Bus, train and launch terminals in Dhaka witnessed a mad rush on Friday as holidaymakers continued frenetic departure from the city defying all the hassles of journey involved to celebrate Eid with families in their country homes.
Passengers, mostly garment workers from Savar, Ashulia and Gazipur, headed home in overcrowded buses, many of them riding on the roofs.
Eid-ul-Fitr will be celebrated either on August 19 or on August 20 depending on sighting of the moon.
Three inter-district bus
terminals in the city – Gabtali, Mahakhali and Sayedabad – and the Sadarghat launch terminal remained crowded with passengers leaving the city.

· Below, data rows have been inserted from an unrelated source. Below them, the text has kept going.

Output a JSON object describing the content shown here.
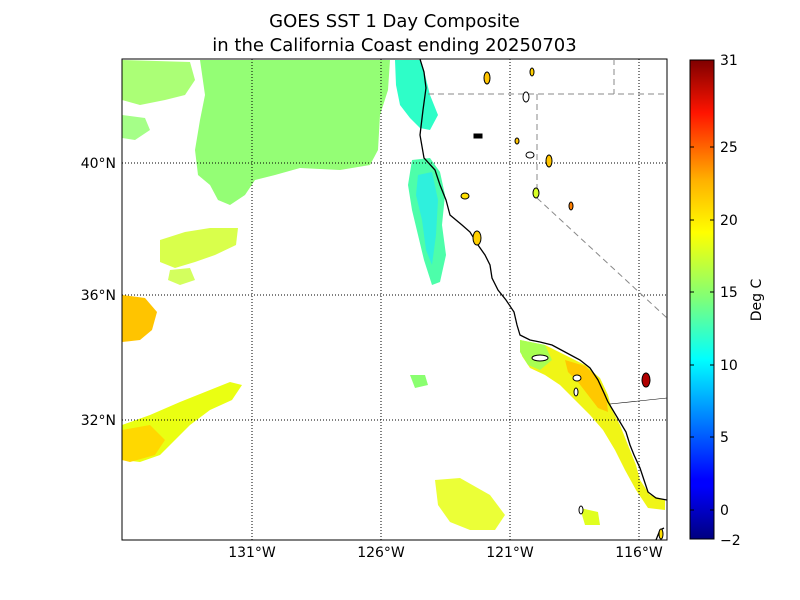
{
  "title_line1": "GOES SST 1 Day Composite",
  "title_line2": "in the California Coast ending 20250703",
  "map": {
    "lat_labels": [
      "40°N",
      "36°N",
      "32°N"
    ],
    "lon_labels": [
      "131°W",
      "126°W",
      "121°W",
      "116°W"
    ],
    "lon_range": [
      -136,
      -115
    ],
    "lat_range": [
      28.5,
      43.2
    ],
    "grid_lats": [
      40,
      36,
      32
    ],
    "grid_lons": [
      -131,
      -126,
      -121,
      -116
    ]
  },
  "colorbar": {
    "label": "Deg C",
    "tick_labels": [
      "31",
      "25",
      "20",
      "15",
      "10",
      "5",
      "0",
      "−2"
    ],
    "min": -2,
    "max": 31
  },
  "colors": {
    "cold": "#00007f",
    "warm": "#7f0000",
    "ocean_background": "#ffffff",
    "coastline": "#000000"
  }
}
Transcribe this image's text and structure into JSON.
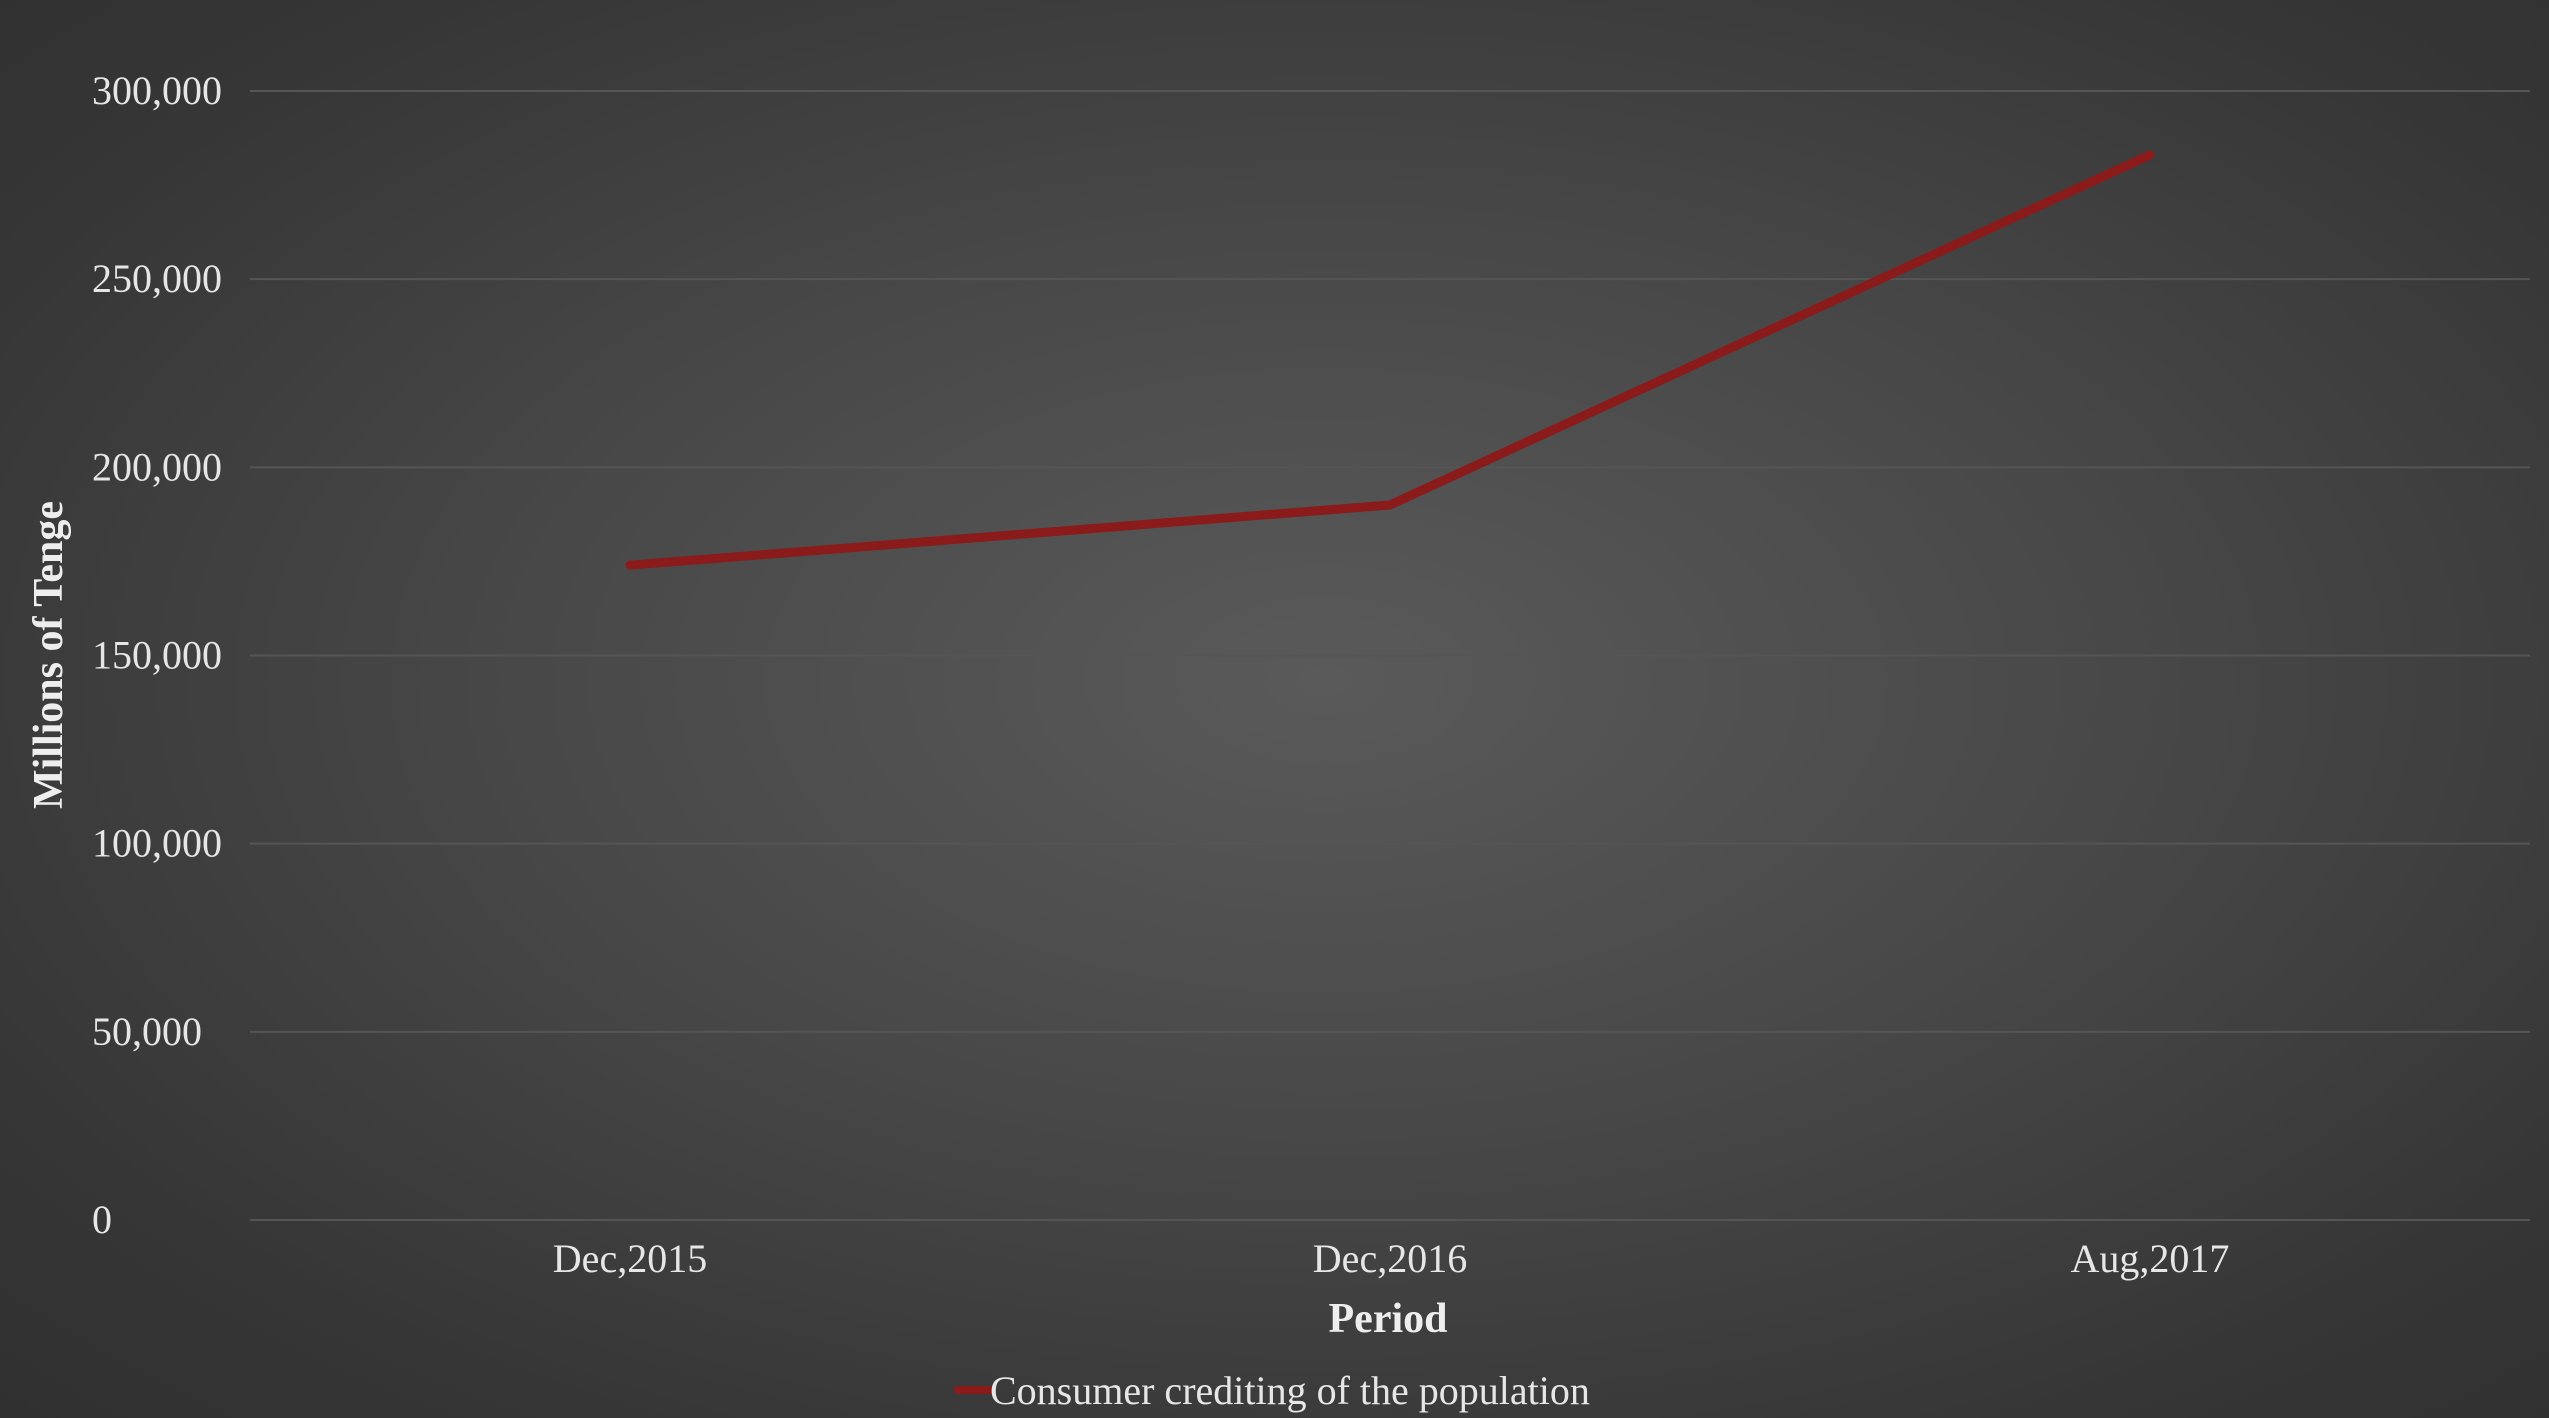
{
  "chart_data": {
    "type": "line",
    "title": "",
    "xlabel": "Period",
    "ylabel": "Millions of Tenge",
    "categories": [
      "Dec,2015",
      "Dec,2016",
      "Aug,2017"
    ],
    "ylim": [
      0,
      300000
    ],
    "yticks": [
      0,
      50000,
      100000,
      150000,
      200000,
      250000,
      300000
    ],
    "ytick_labels": [
      "0",
      "50,000",
      "100,000",
      "150,000",
      "200,000",
      "250,000",
      "300,000"
    ],
    "grid": true,
    "legend": "bottom-center",
    "series": [
      {
        "name": "Consumer crediting of the population",
        "color": "#8b1a1a",
        "values": [
          174000,
          190000,
          283000
        ]
      }
    ]
  }
}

The passengers alleged that the bus operators were still charging extra fare while missing their schedules causing further sufferings to the home-bound people.
Passengers were seen riding on the roofs of the overcrowded trains that left Kamalapur station on Friday, at every other station they stopped.
Many of the 42 trains, especially those bound for the northern districts, were late by two to seven hours, officials said.
Traffic remained halted for about two hours from 6:30am on Dhaka-Tangail highway after a bus went out of order at Mirzapur in Tangail. Passengers remained trapped in a 30-km tailback stretching from Raipur to Eliotganj in Daudkandi on the Dhaka Chittagong highway for about six hours.
Overnight rain slowed the movement of traffic on the stretch of highway from Gazipur to Tangail, reports New Age correspondent in Gazipur.
Tofazzel Hossain Liton, a dyeing factory employee, told New Age that he had travelled to Sirajganj from Gazipur on the rooftop of a bus as there was no room inside. ‘It took him over six hours to reach Sirajganj, almost double of the normal time, as there was traffic congestion on the road,’ he said over telephone.
‘I bought a bus ticket from Soukhin Paribahan for Tk 450, Tk 150 more than the normal fare. The bus was scheduled to leave Gabtali at 3:00pm,but it was delayed by two hours, leaving the terminal at around 5:00pm,’ said Khulna-bound passenger Md Riazul Islam.
Many passengers said that transport operators were using rundown buses on different routes.
Most of the launches that left Sadarghat terminal were overcrowded, carrying passengers even on the top-most deck. But most of them left the terminal ahead of schedule, said officials of Bangladesh Inland Water Transport Authority.
Nearly 100 launches left the terminal for 39 destinations in the southern region till 8:00pm, they said.